Sunday 12 May 2019

Movie Review: Their Finest (2016)


A wartime drama and romance with sprinklings of comedy, Their Finest is an attractive period piece although the small story struggles for resonance.

It's 1940 in England, World War Two is raging and London is subjected to almost daily German bombing raids. Catrin Cole (Gemma Arterton) finds work as a propaganda short film script writer in the Ministry of Information. She meets fellow scribe Tom Buckley (Sam Claflin) and veteran actor Ambrose Hilliard (Bill Nighy), who is not yet accepting his days as a leading man are over. Meanwhile, Catrin's husband Ellis (Jack Huston) is a struggling artist with a physical disability, dealing with the humiliation of not being able to support his wife.

After the Dunkirk evacuation, government officials seek a morale-boosting story as a basis for a feature film. Catrin interviews two sisters who reportedly heroically sailed to the Dunkirk beaches and helped rescue soldiers, but finds the truth to be more mundane. Nevertheless to save her job Catrin embellishes the tale of nationalistic bravery, and with Buckley's help joins the team developing the film.

The fictional story of a colourful band of characters conceiving and filming a wartime propaganda movie is a pleasant enough experience. Director Lone Scherfig, adapting the book by Lissa Evans, effortlessly adds a pinch of dry humour and a dash of romance, muted as it is by the tumultuous clouds of war. The period details bring to grey life an England under siege, London's residents dusting themselves off, tending to the wounded and then carrying on with their lives until the next set of bombs rain from the sky.

With all able-bodied men off to war, Catrin represents women striding forth to join the workforce in large numbers. Their Finest includes mostly sideways but still telling references to the societal role of women past, present and future, as Catrin is increasingly empowered by the newly discovered and paycheque-triggered sense of value and independence. Gemma Arterton delivers a suitably stoic performance as a representative for both her nation's resilience and her gender's emergence.

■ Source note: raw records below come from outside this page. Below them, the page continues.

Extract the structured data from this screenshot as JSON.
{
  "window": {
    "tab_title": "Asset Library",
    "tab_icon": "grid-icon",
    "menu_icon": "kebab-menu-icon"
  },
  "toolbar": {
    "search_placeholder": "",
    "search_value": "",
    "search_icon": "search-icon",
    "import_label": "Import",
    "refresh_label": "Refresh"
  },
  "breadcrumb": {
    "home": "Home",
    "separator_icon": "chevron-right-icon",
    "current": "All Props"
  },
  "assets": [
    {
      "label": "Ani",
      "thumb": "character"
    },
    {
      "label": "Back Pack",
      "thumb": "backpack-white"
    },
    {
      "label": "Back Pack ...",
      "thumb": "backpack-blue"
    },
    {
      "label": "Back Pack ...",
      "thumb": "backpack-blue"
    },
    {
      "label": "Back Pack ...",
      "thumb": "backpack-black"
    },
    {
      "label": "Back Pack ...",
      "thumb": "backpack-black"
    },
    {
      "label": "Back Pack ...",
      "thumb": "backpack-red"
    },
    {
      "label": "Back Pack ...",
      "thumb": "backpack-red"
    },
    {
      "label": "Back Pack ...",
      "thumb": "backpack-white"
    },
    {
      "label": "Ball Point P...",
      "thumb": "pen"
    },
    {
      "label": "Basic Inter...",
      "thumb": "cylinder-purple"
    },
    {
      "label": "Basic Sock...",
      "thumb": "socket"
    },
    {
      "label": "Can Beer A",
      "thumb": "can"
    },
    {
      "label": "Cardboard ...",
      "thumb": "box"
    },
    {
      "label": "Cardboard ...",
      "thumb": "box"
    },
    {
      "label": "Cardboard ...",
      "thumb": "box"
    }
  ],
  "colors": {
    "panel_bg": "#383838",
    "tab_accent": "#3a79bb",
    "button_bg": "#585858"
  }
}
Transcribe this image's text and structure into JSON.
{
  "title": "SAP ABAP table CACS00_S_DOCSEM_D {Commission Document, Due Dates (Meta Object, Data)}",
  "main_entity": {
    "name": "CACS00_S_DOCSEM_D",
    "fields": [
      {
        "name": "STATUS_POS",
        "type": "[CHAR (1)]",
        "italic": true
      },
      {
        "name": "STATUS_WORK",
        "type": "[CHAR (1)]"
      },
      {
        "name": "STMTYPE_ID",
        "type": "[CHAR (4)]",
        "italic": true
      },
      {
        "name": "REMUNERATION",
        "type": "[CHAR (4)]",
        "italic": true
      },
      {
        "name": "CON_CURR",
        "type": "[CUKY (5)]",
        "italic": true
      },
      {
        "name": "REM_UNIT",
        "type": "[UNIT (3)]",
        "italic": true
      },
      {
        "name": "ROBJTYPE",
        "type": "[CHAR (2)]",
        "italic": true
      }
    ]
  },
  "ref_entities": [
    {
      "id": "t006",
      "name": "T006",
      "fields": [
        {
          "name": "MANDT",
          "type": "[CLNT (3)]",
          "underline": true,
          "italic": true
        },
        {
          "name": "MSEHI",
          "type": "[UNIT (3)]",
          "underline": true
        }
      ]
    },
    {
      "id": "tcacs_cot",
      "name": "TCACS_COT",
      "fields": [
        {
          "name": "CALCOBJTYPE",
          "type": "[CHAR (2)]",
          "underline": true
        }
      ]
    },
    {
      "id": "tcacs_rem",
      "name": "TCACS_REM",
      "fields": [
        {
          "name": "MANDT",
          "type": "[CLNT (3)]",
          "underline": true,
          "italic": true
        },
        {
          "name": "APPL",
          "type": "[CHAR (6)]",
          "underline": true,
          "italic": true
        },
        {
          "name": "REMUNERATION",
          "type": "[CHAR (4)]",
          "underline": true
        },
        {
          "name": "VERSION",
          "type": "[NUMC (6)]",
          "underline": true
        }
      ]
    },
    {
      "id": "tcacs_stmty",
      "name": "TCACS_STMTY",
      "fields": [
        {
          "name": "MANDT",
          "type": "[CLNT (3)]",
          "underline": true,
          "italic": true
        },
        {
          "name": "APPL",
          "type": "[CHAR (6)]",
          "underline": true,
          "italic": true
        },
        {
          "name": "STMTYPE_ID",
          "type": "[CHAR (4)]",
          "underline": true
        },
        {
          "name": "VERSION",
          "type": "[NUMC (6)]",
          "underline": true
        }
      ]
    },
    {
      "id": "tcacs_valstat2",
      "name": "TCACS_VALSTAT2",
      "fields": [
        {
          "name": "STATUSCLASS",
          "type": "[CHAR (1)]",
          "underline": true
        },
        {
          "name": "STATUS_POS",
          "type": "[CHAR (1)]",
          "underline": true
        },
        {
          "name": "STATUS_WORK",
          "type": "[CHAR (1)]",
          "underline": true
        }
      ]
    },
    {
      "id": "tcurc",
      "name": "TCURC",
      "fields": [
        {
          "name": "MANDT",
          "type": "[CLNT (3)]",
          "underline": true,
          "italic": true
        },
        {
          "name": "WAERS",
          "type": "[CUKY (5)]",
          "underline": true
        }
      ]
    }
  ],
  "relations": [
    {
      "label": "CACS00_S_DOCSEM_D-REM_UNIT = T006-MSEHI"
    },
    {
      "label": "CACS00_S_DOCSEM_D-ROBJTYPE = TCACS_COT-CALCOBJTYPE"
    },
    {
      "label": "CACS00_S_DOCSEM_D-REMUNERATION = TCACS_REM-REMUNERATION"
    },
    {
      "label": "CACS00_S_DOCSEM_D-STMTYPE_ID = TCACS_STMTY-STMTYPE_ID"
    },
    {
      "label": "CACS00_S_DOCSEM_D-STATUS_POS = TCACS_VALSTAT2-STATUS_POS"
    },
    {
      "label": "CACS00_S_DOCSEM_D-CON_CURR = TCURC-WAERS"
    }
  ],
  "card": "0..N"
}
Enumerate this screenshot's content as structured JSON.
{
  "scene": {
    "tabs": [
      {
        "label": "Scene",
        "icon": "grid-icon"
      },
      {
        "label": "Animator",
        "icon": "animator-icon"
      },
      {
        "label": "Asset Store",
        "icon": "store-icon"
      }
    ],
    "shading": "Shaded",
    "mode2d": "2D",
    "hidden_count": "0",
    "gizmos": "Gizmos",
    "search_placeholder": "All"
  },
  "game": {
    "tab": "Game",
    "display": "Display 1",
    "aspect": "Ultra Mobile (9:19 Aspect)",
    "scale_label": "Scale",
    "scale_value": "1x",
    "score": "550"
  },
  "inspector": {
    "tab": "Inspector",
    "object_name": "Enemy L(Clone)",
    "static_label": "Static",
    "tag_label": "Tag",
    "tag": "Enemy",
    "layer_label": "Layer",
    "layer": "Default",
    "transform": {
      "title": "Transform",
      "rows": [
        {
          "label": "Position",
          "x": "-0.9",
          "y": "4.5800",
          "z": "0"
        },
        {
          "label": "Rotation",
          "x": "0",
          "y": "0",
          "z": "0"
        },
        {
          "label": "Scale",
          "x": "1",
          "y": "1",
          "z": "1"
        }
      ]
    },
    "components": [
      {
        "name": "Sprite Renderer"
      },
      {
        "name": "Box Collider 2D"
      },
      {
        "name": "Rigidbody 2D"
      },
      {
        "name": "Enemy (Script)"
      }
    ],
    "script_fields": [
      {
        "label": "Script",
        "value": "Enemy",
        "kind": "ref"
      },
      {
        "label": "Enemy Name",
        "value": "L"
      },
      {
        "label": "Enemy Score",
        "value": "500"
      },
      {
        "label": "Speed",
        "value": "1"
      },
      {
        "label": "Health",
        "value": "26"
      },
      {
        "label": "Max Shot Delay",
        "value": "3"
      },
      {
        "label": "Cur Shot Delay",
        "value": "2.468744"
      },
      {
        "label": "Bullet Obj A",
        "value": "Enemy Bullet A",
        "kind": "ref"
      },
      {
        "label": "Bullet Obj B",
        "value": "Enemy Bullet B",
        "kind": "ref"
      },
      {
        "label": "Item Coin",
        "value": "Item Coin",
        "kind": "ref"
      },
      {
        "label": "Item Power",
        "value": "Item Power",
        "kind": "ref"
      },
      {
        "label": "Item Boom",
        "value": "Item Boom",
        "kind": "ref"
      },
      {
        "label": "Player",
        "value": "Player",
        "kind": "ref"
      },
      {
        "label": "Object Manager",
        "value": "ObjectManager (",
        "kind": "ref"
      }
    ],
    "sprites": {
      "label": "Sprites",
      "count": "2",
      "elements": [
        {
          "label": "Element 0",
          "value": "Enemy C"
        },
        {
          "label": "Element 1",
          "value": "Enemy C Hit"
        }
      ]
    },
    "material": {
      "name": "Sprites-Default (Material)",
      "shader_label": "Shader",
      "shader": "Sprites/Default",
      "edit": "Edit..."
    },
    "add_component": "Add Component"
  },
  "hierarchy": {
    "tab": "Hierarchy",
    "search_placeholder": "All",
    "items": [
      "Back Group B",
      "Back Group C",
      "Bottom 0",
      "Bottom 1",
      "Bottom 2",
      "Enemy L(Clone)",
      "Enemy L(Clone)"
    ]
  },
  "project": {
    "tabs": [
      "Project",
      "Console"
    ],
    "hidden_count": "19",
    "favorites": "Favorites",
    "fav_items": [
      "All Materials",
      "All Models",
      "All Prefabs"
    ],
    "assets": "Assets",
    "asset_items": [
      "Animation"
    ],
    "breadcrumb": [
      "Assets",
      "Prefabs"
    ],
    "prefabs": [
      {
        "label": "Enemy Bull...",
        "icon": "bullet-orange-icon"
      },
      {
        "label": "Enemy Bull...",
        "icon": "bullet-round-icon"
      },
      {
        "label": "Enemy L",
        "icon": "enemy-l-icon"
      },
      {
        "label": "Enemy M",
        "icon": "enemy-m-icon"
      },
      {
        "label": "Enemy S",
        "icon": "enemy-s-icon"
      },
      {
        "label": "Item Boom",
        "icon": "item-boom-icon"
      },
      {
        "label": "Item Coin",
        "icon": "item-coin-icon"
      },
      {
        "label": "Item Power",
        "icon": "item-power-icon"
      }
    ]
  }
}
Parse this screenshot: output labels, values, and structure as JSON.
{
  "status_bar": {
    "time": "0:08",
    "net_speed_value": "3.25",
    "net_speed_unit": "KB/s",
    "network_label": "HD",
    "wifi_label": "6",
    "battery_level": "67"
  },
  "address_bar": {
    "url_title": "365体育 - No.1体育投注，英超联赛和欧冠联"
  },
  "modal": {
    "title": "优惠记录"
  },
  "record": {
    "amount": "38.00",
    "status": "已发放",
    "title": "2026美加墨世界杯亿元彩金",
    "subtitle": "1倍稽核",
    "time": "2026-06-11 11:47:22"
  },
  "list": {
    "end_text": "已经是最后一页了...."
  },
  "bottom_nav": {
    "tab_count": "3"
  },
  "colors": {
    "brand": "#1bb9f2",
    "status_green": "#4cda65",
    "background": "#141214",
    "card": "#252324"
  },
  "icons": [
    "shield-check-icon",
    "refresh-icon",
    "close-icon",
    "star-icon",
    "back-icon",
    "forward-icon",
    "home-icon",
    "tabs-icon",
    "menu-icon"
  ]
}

But this is ultimately an individually-scaled story stretched perilously close to its load limit. The film runs up to two hours, and to get there Scherfig slows the pace down and includes plenty of ultimately repetitive scenes. The side story of the actor Ambrose Hilliard, his agent and the agent's dog and sister occupies a disproportionate amount of time and expands into a clumsy distraction, as does the involvement of a government minder nosing into the creative process.

The unconventional romance steadies the narrative. As Catrin unpacks her domestic situation with Ellis, her attraction to Buckley is slow to unfurl, and is constructed on a foundation of workplace banter and mutual respect. And in a world turned upside down by war, Their Finest deserves credit for charting some unexpected twists for the lovers to navigate in a unique time and place, the rules first suspended then rewritten.